Bathing and Toilet Facilities
Information on bathing and toilet facilities is also considered important for housing as well as public health policy.
Bathing facility used by household
A critical indicator of the sanitary conditions of a dwelling unit is method of managing waste (liquid and solid). It is also an indirect measure of the socio-economic status of a household. Table 8.13 presents types of bathing facilities used by households by type of localities in the District. From the Table about 43.3 percent of households in the District share separate bathroom in the same house. About one in every 19 percent households share open cubicles and own bathroom for exclusive use 17.9 percent. Urban areas use more of shared separate bath rooms in the same house (48.7%), shared open cubicle (20.4%) and the least which is less than one percent river/pond/lake/dam other not specified ( 0.1% and 0.4%) respectively. Rural households use more shared separate bathroom in the same house 27.6 percent, closely followed by own bathroom for exclusive use 27.1 percent and the least which is less than one percent public bath house, river/pond/lake/dam (0.2 %) each and other not specified bathing facilities (0.1 percent).
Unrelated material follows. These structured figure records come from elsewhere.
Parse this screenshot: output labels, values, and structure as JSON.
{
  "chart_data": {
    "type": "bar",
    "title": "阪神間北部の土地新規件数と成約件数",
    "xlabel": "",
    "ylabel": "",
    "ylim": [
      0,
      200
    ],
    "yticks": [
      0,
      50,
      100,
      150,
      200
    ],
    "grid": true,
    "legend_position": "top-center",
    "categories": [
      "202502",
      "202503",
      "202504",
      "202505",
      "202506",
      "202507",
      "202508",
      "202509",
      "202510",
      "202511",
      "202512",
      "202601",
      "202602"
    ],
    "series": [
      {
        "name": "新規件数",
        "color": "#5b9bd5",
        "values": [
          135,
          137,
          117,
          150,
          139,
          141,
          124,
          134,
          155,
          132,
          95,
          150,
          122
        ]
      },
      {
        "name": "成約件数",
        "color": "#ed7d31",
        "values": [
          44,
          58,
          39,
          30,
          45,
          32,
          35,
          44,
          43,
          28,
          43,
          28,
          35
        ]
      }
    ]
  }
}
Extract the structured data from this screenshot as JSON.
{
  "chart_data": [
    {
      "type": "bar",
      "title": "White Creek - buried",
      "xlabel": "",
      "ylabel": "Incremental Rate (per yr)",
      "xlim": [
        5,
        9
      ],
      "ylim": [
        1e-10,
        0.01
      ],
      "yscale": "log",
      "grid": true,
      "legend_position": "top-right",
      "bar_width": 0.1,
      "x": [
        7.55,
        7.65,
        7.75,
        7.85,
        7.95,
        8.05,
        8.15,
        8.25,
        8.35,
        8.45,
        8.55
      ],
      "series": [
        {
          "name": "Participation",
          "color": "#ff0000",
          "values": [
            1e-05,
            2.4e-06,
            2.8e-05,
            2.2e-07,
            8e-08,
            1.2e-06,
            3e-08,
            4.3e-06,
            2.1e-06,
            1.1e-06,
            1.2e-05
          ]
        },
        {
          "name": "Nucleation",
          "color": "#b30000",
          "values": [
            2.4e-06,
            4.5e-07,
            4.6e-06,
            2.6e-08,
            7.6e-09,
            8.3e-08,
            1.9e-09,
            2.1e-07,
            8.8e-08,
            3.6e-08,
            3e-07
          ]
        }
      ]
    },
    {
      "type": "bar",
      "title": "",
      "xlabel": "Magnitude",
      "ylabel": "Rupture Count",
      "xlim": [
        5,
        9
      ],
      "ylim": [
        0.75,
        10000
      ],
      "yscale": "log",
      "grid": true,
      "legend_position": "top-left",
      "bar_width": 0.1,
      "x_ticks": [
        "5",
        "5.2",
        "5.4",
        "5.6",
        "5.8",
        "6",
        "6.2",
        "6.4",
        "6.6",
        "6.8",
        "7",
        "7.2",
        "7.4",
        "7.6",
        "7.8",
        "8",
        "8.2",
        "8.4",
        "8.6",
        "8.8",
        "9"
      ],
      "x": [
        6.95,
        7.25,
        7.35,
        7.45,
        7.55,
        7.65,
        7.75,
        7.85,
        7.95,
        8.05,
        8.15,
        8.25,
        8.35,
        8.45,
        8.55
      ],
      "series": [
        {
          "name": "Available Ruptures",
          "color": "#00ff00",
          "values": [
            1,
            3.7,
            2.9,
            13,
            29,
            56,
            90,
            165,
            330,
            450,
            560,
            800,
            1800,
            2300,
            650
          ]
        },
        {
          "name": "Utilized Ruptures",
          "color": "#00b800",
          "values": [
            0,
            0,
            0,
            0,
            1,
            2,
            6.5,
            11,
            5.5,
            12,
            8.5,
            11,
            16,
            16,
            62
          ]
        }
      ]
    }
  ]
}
Toilet facility used by household
Table 8.13 presents types of toilet facilities used by households by type of localities in the District. From the table the commonest facility being used is public toilet(WC/VIP/Pit /Pan) 46.6 percent, the next common is pit latrine (27.5 percent) and the least which is less than one percent are bucket/pan and other not specified facilities ( 0.2% and 0.5% respectively). Segregation in terms of urban and rural areas reveals public toilet (WC/KVIP/Pit/Pan) to be (48.8% and 40.3%) respectively. While pit latrine is common for urban and rural (24.2% and 36.9%) respectively. The least used facilities between the two localities is bucket/ pan which is less than one percent each (0.2%).
Method of Waste Disposal
Solid waste disposal
Table 8.15 presents method of solid waste disposal by type of locality. The common form of households waste disposal in the District is reported to be public dump(open space) 38.3 percent , public dump ( container) 33.9 percent while other not specified methods less than one percent (0.7 %) . Methods of solid waste disposal across localities reveals the commonest to be public dump( container) 43.6 percent in urban and public dump( open space) in rural areas, the least used methods in both urban and rural localities is found to be other not specified methods ((0.5% and 1.3%) respectively.
Liquid waste disposal
Table 8.16 shows method of liquid waste disposal by type of localities. The data show that the common form of liquid waste disposal in the District is thrown onto the street / outside 44.8 percent, the next common form is thrown on to compound 41. Percent and the least other not specified methods less than one percent (0.2%). The common form by localities reveals urban to be thrown onto the street /outside (46.9%), thrown onto the compound (38.0%) and the least other not specified methods less than one percent (0.3%) The common form based on rural areas reveals the commonest form of liquid waste disposal is thrown onto compound (53.3%) , thrown onto the street/outside (38.8%) and the least being other not specified forms less than one percent( 0.1%).